Every time you add a file to a Git repository it stays there. Even if you delete it again it will remain in the Git history - which is a good thing in most cases.
But sometimes I have accidentally added a large dummy media file to the source code and committed it to Git without considering the impact on the Git repository file size. This is not problematic in itself as Git handles large files just fine - but having done that just a couple of times will leave you with a seriously bloated repository.
I have also on occasion added a file containing passwords, which should never be part of the source code (especially when working with public repositories), and I don't want the passwords to show up in the history, so simply deleting them again won't cut it.
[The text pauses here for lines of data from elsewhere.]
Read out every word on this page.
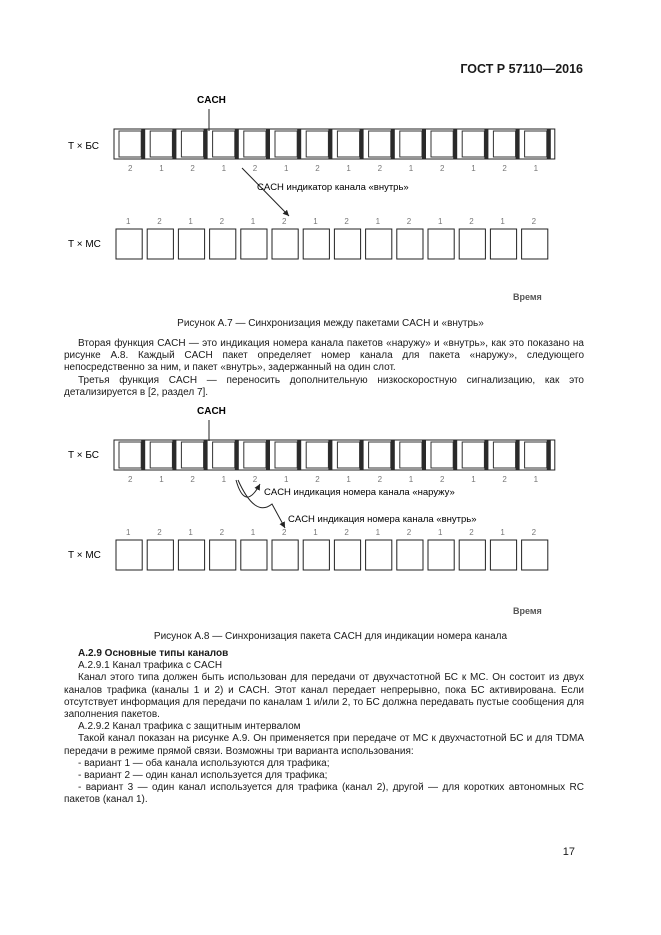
ГОСТ Р 57110—2016
CACH
T × БС
T × МС
2	1	2	1	2	1	2	1	2	1	2	1	2	1
1	2	1	2	1	2	1	2	1	2	1	2	1	2
CACH индикатор канала «внутрь»
Время
Рисунок А.7 — Синхронизация между пакетами CACH и «внутрь»

Вторая функция CACH — это индикация номера канала пакетов «наружу» и «внутрь», как это показано на рисунке А.8. Каждый CACH пакет определяет номер канала для пакета «наружу», следующего непосредственно за ним, и пакет «внутрь», задержанный на один слот.

Третья функция CACH — переносить дополнительную низкоскоростную сигнализацию, как это детализируется в [2, раздел 7].

CACH
T × БС
T × МС
2	1	2	1	2	1	2	1	2	1	2	1	2	1
1	2	1	2	1	2	1	2	1	2	1	2	1	2
CACH индикация номера канала «наружу»
CACH индикация номера канала «внутрь»
Время
Рисунок А.8 — Синхронизация пакета CACH для индикации номера канала

А.2.9 Основные типы каналов

А.2.9.1 Канал трафика с CACH

Канал этого типа должен быть использован для передачи от двухчастотной БС к МС. Он состоит из двух каналов трафика (каналы 1 и 2) и CACH. Этот канал передает непрерывно, пока БС активирована. Если отсутствует информация для передачи по каналам 1 и/или 2, то БС должна передавать пустые сообщения для заполнения пакетов.

А.2.9.2 Канал трафика с защитным интервалом

Такой канал показан на рисунке А.9. Он применяется при передаче от МС к двухчастотной БС и для TDMA передачи в режиме прямой связи. Возможны три варианта использования:

- вариант 1 — оба канала используются для трафика;

- вариант 2 — один канал используется для трафика;

- вариант 3 — один канал используется для трафика (канал 2), другой — для коротких автономных RC пакетов (канал 1).

17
There is a way to permanently delete these files from the Git og Git history and lighten up your repository (and your conscience) again.
Use the filter-branch command to remove the file from history and cache.
git filter-branch --force --index-filter 'git rm --cached --ignore-unmatch __FILE_TO_DELETE__' --prune-empty --tag-name-filter cat -- --all
Fx. if I want to delete src/config/connect_db.php file (which contains database password) from a repository.
git filter-branch --force --index-filter 'git rm --cached --ignore-unmatch src/config/connect_db.php' --prune-empty --tag-name-filter cat -- --all
The file is now removed from the local Git and you can push the updated repository to your master repository.
git push origin master --force
In addition you might want to help Git get rid of the old references.
Push changes made to tags:
git push --tags --force
Delete the backup references:
rm -rf .git/refs/original/
Expire references in log:
git reflog expire --expire=now --all
Run Git garbage collector:
git gc --aggressive --prune=now
That's it. Your repository file size should now reflect that the clean up was successful.